Monday, April 18, 2011

36 hours in a day??

why is it when I do something wrong it is the worst thing that could ever happen but when I do something right its not even acknowledged. maybe i'm just to fragile and touchy in this hormonal chunk of the month. on another note I made a smore over a fire... that is greatness right there :) nothing can compare to the taste of a fire roasted marshmallow and melted chocolate dripping all over your face just waiting to be licked off and loved... that is the best! I also have to make a cake for thursday bc I promised my girl Jill that I would. rainbow cake with chocolate icing. I cant wait to make it and lick my fingers. theres a lot of licking going on in this post. I love that now I work morning shifts every so often I have time to write on this online journal. blogging has to be one of my favorite things. if I had a list of favourite things this would be on it... maybe I should create a list and post it on here. that could take a while so dont expect anything soon. I wish there was such a thing as extending days... make them longer so we had more time. Like making them 36 hours instead of 24. that would be interesting. then I think everyone would be able to have 8 hours of sleep and they'd still have 28 hours to kill while they are awake.
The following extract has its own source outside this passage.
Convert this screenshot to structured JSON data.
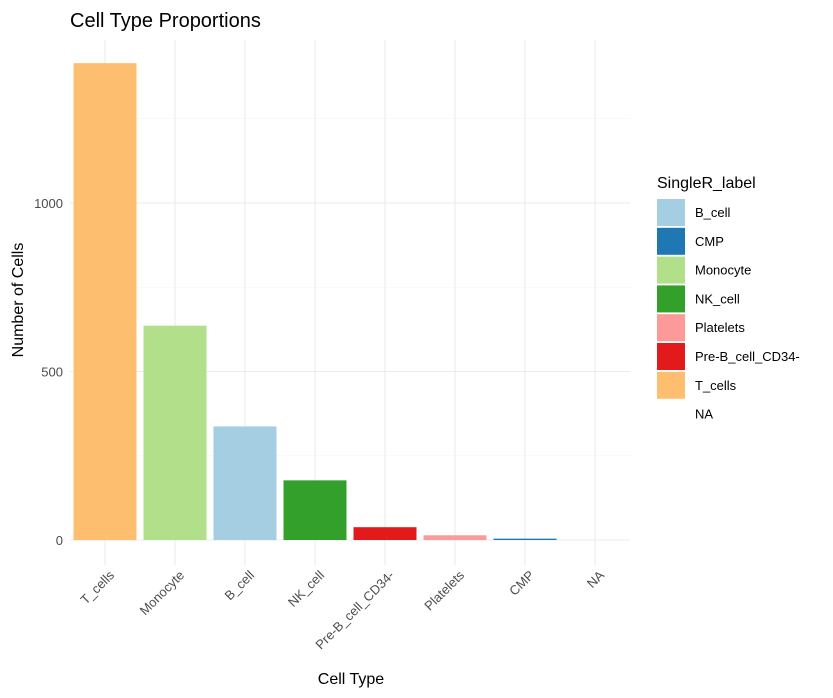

I'm rambling on about pretty much nothing but thats just what I do... theres no changing it. another thing that would be really great would be if there were more activities to do in the lower mainland. we are always at a loss as what to do with our time... we made a list but it is not the most helpful. langley is boring... and the surrounding towns arent the greatest either. some people have the ability to come up with some crazy activities that I would never think of. those people are the ones that can make anything fun and think outside the box. I dont really think outside the box but I do try my darnest. I had a dream the other night about falling in love with a prince and woke up thinking,"Where is he?" I havent found him yet but I'm sure he is out there somewhere I just hope not too far. anywho thats all... TOODLES to all you ladies and gents!